Pierre Elliott Trudeau, the Prime Minister of Canada from 1968 to 1979 and again from 1980 to 1984, argued that the rights of Canadians should be given special protection by being included or entrenched in the constitution of the country. This was done when the Charter of Rights and Freedoms was made law in 1982. It became the set of rules to which all politicians referred when creating laws and to which all judges referred when deciding what those laws meant.

The Prime Minister, Pierre Trudeau, and Queen Elizabeth II Sign the Canadian Constitution, Ottawa, Ontario, 17 April 1982.
National Archives of Canada (PA-140705, photo by Robert Cooper).

The Prime Minister, Pierre Trudeau, and Queen Elizabeth II Sign the Canadian Constitution, Ottawa, Ontario, 17 April 1982.
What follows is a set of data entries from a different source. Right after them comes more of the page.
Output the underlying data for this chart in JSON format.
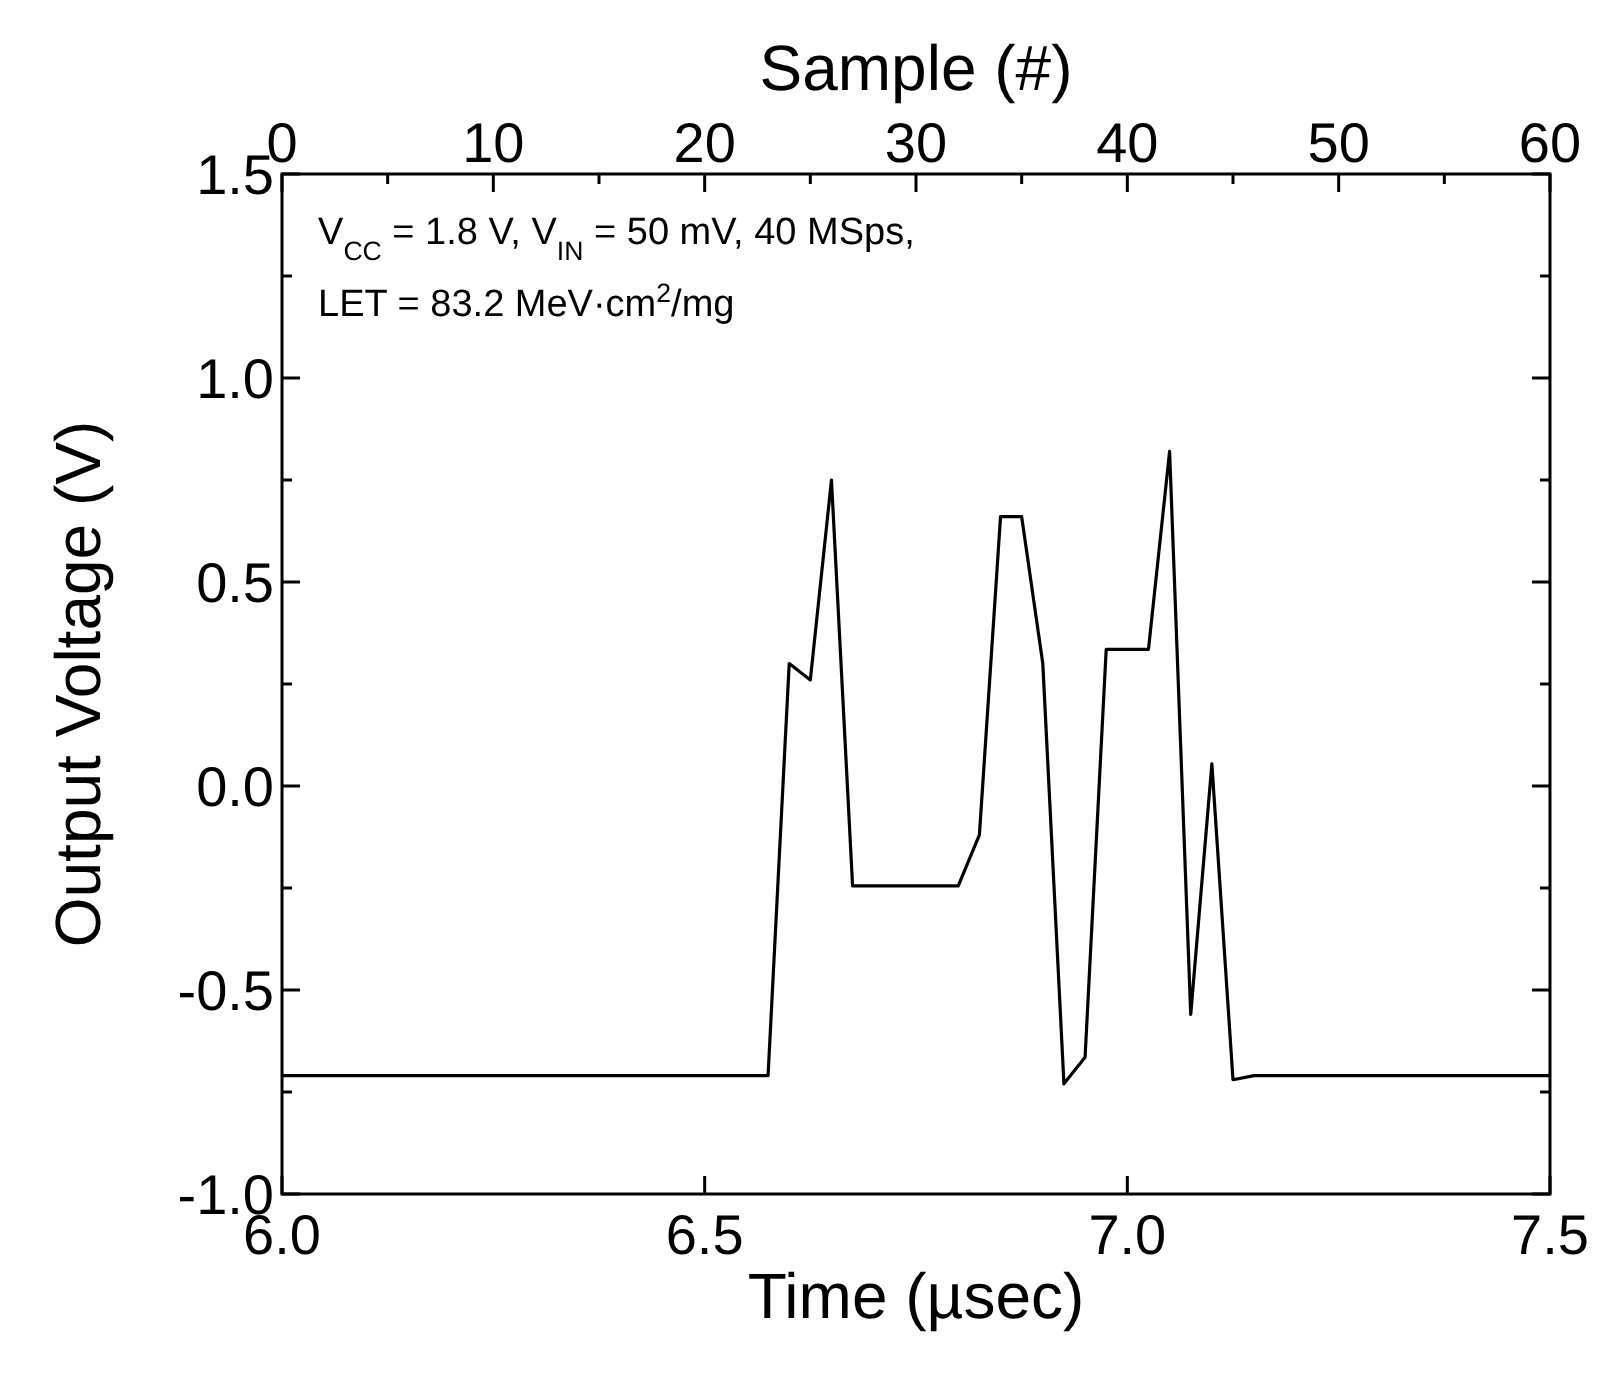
{
  "chart_data": {
    "type": "line",
    "xlabel": "Time (µsec)",
    "ylabel": "Output Voltage (V)",
    "x2label": "Sample (#)",
    "x": [
      6.0,
      6.575,
      6.6,
      6.625,
      6.65,
      6.675,
      6.8,
      6.825,
      6.85,
      6.875,
      6.9,
      6.925,
      6.95,
      6.975,
      7.025,
      7.05,
      7.075,
      7.1,
      7.125,
      7.15,
      7.5
    ],
    "series": [
      {
        "color": "#000000",
        "values": [
          -0.71,
          -0.71,
          0.3,
          0.26,
          0.75,
          -0.245,
          -0.245,
          -0.12,
          0.66,
          0.66,
          0.3,
          -0.73,
          -0.665,
          0.335,
          0.335,
          0.82,
          -0.56,
          0.054,
          -0.72,
          -0.71,
          -0.71
        ]
      }
    ],
    "xlim": [
      6.0,
      7.5
    ],
    "xticks": [
      {
        "value": 6.0,
        "label": "6.0"
      },
      6.5,
      {
        "value": 7.0,
        "label": "7.0"
      },
      7.5
    ],
    "ylim": [
      -1.0,
      1.5
    ],
    "yticks": [
      {
        "value": -1.0,
        "label": "-1.0"
      },
      {
        "value": -0.75,
        "label": null
      },
      -0.5,
      {
        "value": -0.25,
        "label": null
      },
      {
        "value": 0,
        "label": "0.0"
      },
      {
        "value": 0.25,
        "label": null
      },
      0.5,
      {
        "value": 0.75,
        "label": null
      },
      {
        "value": 1.0,
        "label": "1.0"
      },
      {
        "value": 1.25,
        "label": null
      },
      1.5
    ],
    "x2lim": [
      0,
      60
    ],
    "x2ticks": [
      0,
      {
        "value": 5,
        "label": null
      },
      10,
      {
        "value": 15,
        "label": null
      },
      20,
      {
        "value": 25,
        "label": null
      },
      30,
      {
        "value": 35,
        "label": null
      },
      40,
      {
        "value": 45,
        "label": null
      },
      50,
      {
        "value": 55,
        "label": null
      },
      60
    ],
    "annotations": [
      "V$_{CC}$ = 1.8 V, V$_{IN}$ = 50 mV, 40 MSps,",
      "LET = 83.2 MeV·cm$^{2}$/mg"
    ],
    "grid": false,
    "marker": "none",
    "line_style": "solid"
  }
}
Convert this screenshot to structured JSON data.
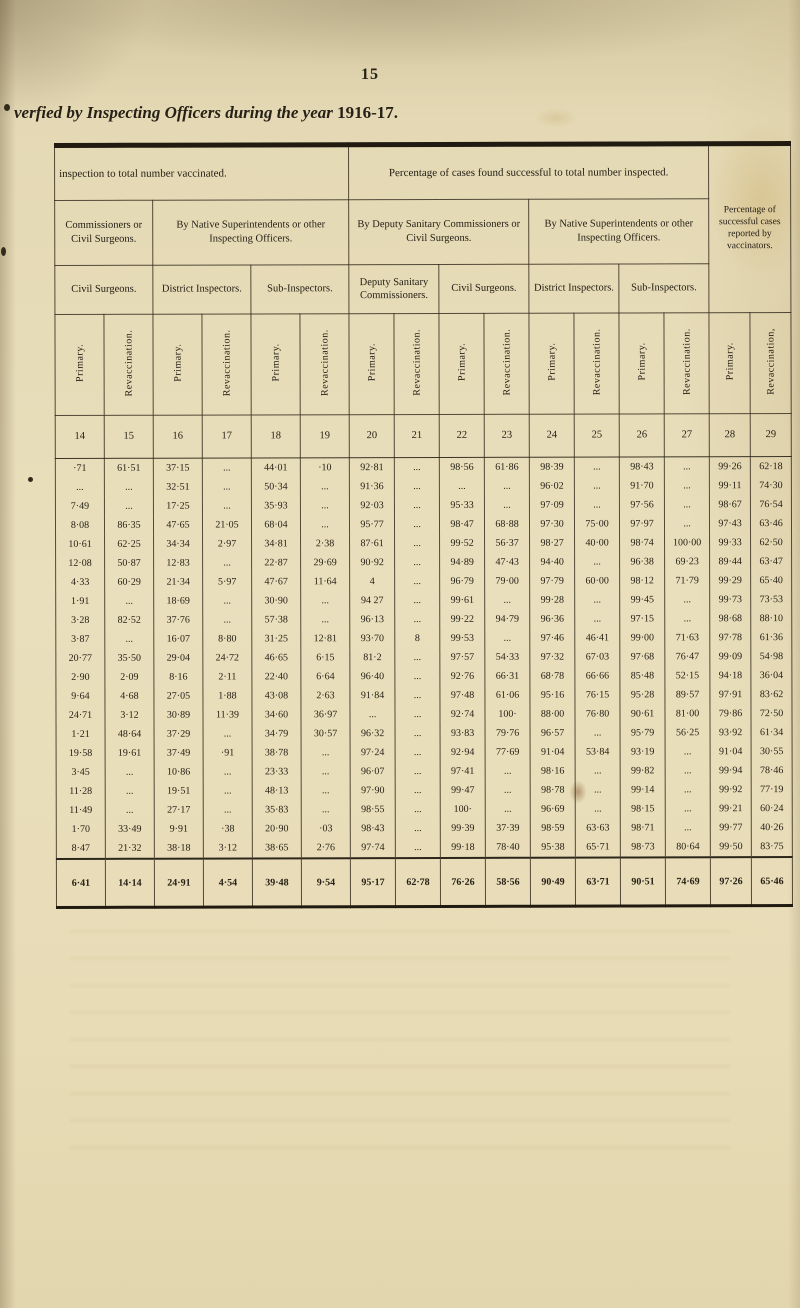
{
  "page": {
    "number": "15",
    "title_italic": "verfied by Inspecting Officers during the year",
    "title_year": "1916-17."
  },
  "table": {
    "section_headers": [
      "inspection to total number vaccinated.",
      "Percentage of cases found successful to total number inspected.",
      "Percentage of successful cases reported by vaccinators."
    ],
    "group_headers": [
      "Commissioners or Civil Surgeons.",
      "By Native Superintendents or other Inspecting Officers.",
      "By Deputy Sanitary Commissioners or Civil Surgeons.",
      "By Native Superintendents or other Inspecting Officers."
    ],
    "subgroup_headers": [
      "Civil Surgeons.",
      "District Inspectors.",
      "Sub-Inspectors.",
      "Deputy Sanitary Commissioners.",
      "Civil Surgeons.",
      "District Inspectors.",
      "Sub-Inspectors."
    ],
    "column_kind_labels": [
      "Primary.",
      "Revaccination.",
      "Primary.",
      "Revaccination.",
      "Primary.",
      "Revaccination.",
      "Primary.",
      "Revaccination.",
      "Primary.",
      "Revaccination.",
      "Primary.",
      "Revaccination.",
      "Primary.",
      "Revaccination.",
      "Primary.",
      "Revaccination,"
    ],
    "column_numbers": [
      "14",
      "15",
      "16",
      "17",
      "18",
      "19",
      "20",
      "21",
      "22",
      "23",
      "24",
      "25",
      "26",
      "27",
      "28",
      "29"
    ],
    "rows": [
      [
        "·71",
        "61·51",
        "37·15",
        "...",
        "44·01",
        "·10",
        "92·81",
        "...",
        "98·56",
        "61·86",
        "98·39",
        "...",
        "98·43",
        "...",
        "99·26",
        "62·18"
      ],
      [
        "...",
        "...",
        "32·51",
        "...",
        "50·34",
        "...",
        "91·36",
        "...",
        "...",
        "...",
        "96·02",
        "...",
        "91·70",
        "...",
        "99·11",
        "74·30"
      ],
      [
        "7·49",
        "...",
        "17·25",
        "...",
        "35·93",
        "...",
        "92·03",
        "...",
        "95·33",
        "...",
        "97·09",
        "...",
        "97·56",
        "...",
        "98·67",
        "76·54"
      ],
      [
        "8·08",
        "86·35",
        "47·65",
        "21·05",
        "68·04",
        "...",
        "95·77",
        "...",
        "98·47",
        "68·88",
        "97·30",
        "75·00",
        "97·97",
        "...",
        "97·43",
        "63·46"
      ],
      [
        "10·61",
        "62·25",
        "34·34",
        "2·97",
        "34·81",
        "2·38",
        "87·61",
        "...",
        "99·52",
        "56·37",
        "98·27",
        "40·00",
        "98·74",
        "100·00",
        "99·33",
        "62·50"
      ],
      [
        "12·08",
        "50·87",
        "12·83",
        "...",
        "22·87",
        "29·69",
        "90·92",
        "...",
        "94·89",
        "47·43",
        "94·40",
        "...",
        "96·38",
        "69·23",
        "89·44",
        "63·47"
      ],
      [
        "4·33",
        "60·29",
        "21·34",
        "5·97",
        "47·67",
        "11·64",
        "4",
        "...",
        "96·79",
        "79·00",
        "97·79",
        "60·00",
        "98·12",
        "71·79",
        "99·29",
        "65·40"
      ],
      [
        "1·91",
        "...",
        "18·69",
        "...",
        "30·90",
        "...",
        "94 27",
        "...",
        "99·61",
        "...",
        "99·28",
        "...",
        "99·45",
        "...",
        "99·73",
        "73·53"
      ],
      [
        "3·28",
        "82·52",
        "37·76",
        "...",
        "57·38",
        "...",
        "96·13",
        "...",
        "99·22",
        "94·79",
        "96·36",
        "...",
        "97·15",
        "...",
        "98·68",
        "88·10"
      ],
      [
        "3·87",
        "...",
        "16·07",
        "8·80",
        "31·25",
        "12·81",
        "93·70",
        "8",
        "99·53",
        "...",
        "97·46",
        "46·41",
        "99·00",
        "71·63",
        "97·78",
        "61·36"
      ],
      [
        "20·77",
        "35·50",
        "29·04",
        "24·72",
        "46·65",
        "6·15",
        "81·2",
        "...",
        "97·57",
        "54·33",
        "97·32",
        "67·03",
        "97·68",
        "76·47",
        "99·09",
        "54·98"
      ],
      [
        "2·90",
        "2·09",
        "8·16",
        "2·11",
        "22·40",
        "6·64",
        "96·40",
        "...",
        "92·76",
        "66·31",
        "68·78",
        "66·66",
        "85·48",
        "52·15",
        "94·18",
        "36·04"
      ],
      [
        "9·64",
        "4·68",
        "27·05",
        "1·88",
        "43·08",
        "2·63",
        "91·84",
        "...",
        "97·48",
        "61·06",
        "95·16",
        "76·15",
        "95·28",
        "89·57",
        "97·91",
        "83·62"
      ],
      [
        "24·71",
        "3·12",
        "30·89",
        "11·39",
        "34·60",
        "36·97",
        "...",
        "...",
        "92·74",
        "100·",
        "88·00",
        "76·80",
        "90·61",
        "81·00",
        "79·86",
        "72·50"
      ],
      [
        "1·21",
        "48·64",
        "37·29",
        "...",
        "34·79",
        "30·57",
        "96·32",
        "...",
        "93·83",
        "79·76",
        "96·57",
        "...",
        "95·79",
        "56·25",
        "93·92",
        "61·34"
      ],
      [
        "19·58",
        "19·61",
        "37·49",
        "·91",
        "38·78",
        "...",
        "97·24",
        "...",
        "92·94",
        "77·69",
        "91·04",
        "53·84",
        "93·19",
        "...",
        "91·04",
        "30·55"
      ],
      [
        "3·45",
        "...",
        "10·86",
        "...",
        "23·33",
        "...",
        "96·07",
        "...",
        "97·41",
        "...",
        "98·16",
        "...",
        "99·82",
        "...",
        "99·94",
        "78·46"
      ],
      [
        "11·28",
        "...",
        "19·51",
        "...",
        "48·13",
        "...",
        "97·90",
        "...",
        "99·47",
        "...",
        "98·78",
        "...",
        "99·14",
        "...",
        "99·92",
        "77·19"
      ],
      [
        "11·49",
        "...",
        "27·17",
        "...",
        "35·83",
        "...",
        "98·55",
        "...",
        "100·",
        "...",
        "96·69",
        "...",
        "98·15",
        "...",
        "99·21",
        "60·24"
      ],
      [
        "1·70",
        "33·49",
        "9·91",
        "·38",
        "20·90",
        "·03",
        "98·43",
        "...",
        "99·39",
        "37·39",
        "98·59",
        "63·63",
        "98·71",
        "...",
        "99·77",
        "40·26"
      ],
      [
        "8·47",
        "21·32",
        "38·18",
        "3·12",
        "38·65",
        "2·76",
        "97·74",
        "...",
        "99·18",
        "78·40",
        "95·38",
        "65·71",
        "98·73",
        "80·64",
        "99·50",
        "83·75"
      ]
    ],
    "total_row": [
      "6·41",
      "14·14",
      "24·91",
      "4·54",
      "39·48",
      "9·54",
      "95·17",
      "62·78",
      "76·26",
      "58·56",
      "90·49",
      "63·71",
      "90·51",
      "74·69",
      "97·26",
      "65·46"
    ]
  }
}
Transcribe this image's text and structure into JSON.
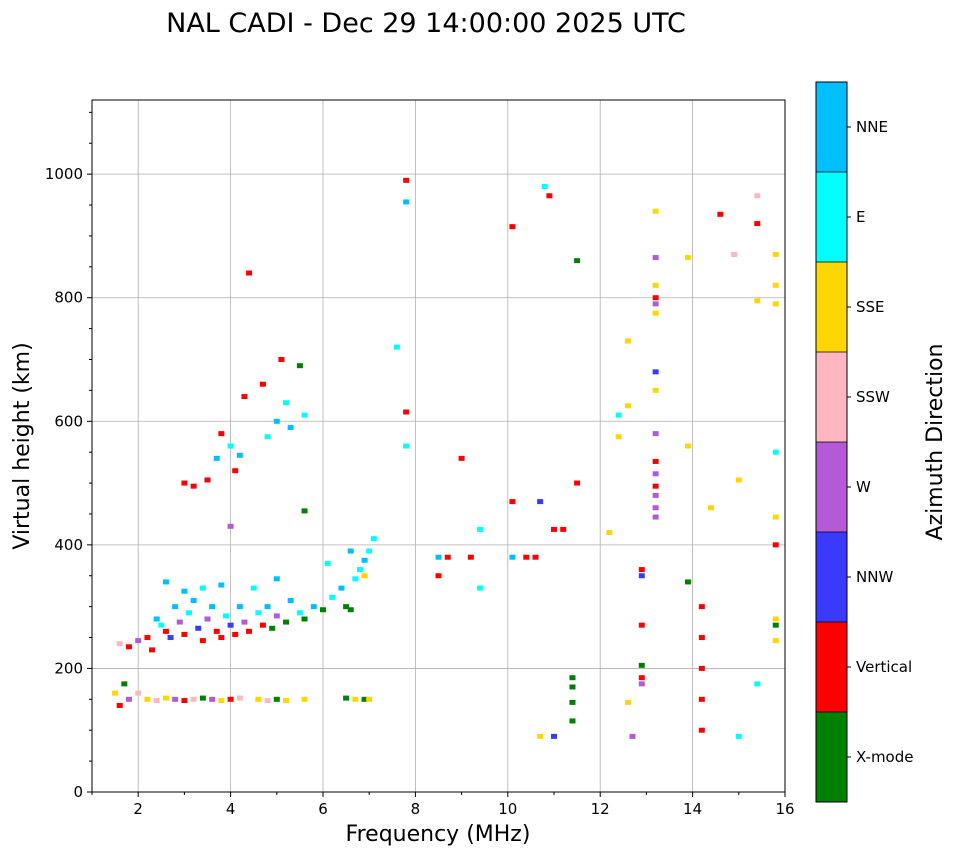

The rights and freedoms enshrined in the Charter include:

  • Fundamental freedoms such as freedom of religion, freedom of expression, freedom of the press, freedom of peaceful assembly, and freedom of association.
  • Democratic rights: generally, the right to participate in political activities and the right to a democratic form of government.
  • Mobility rights: the right to enter and leave Canada, and to move to and take up residence in any province, or to reside outside Canada.
  • Legal rights: rights of people in dealing with the justice system and law enforcement.
  • Equality rights: equal treatment before and under the law, and equal protection and benefit of the law without discrimination.
  • Language rights: generally, the right to use either the English or French language in communications with Canada's federal government and certain provincial governments.
  • Minority language education rights: rights for certain citizens belonging to French or English-speaking minority communities to be educated in their own language.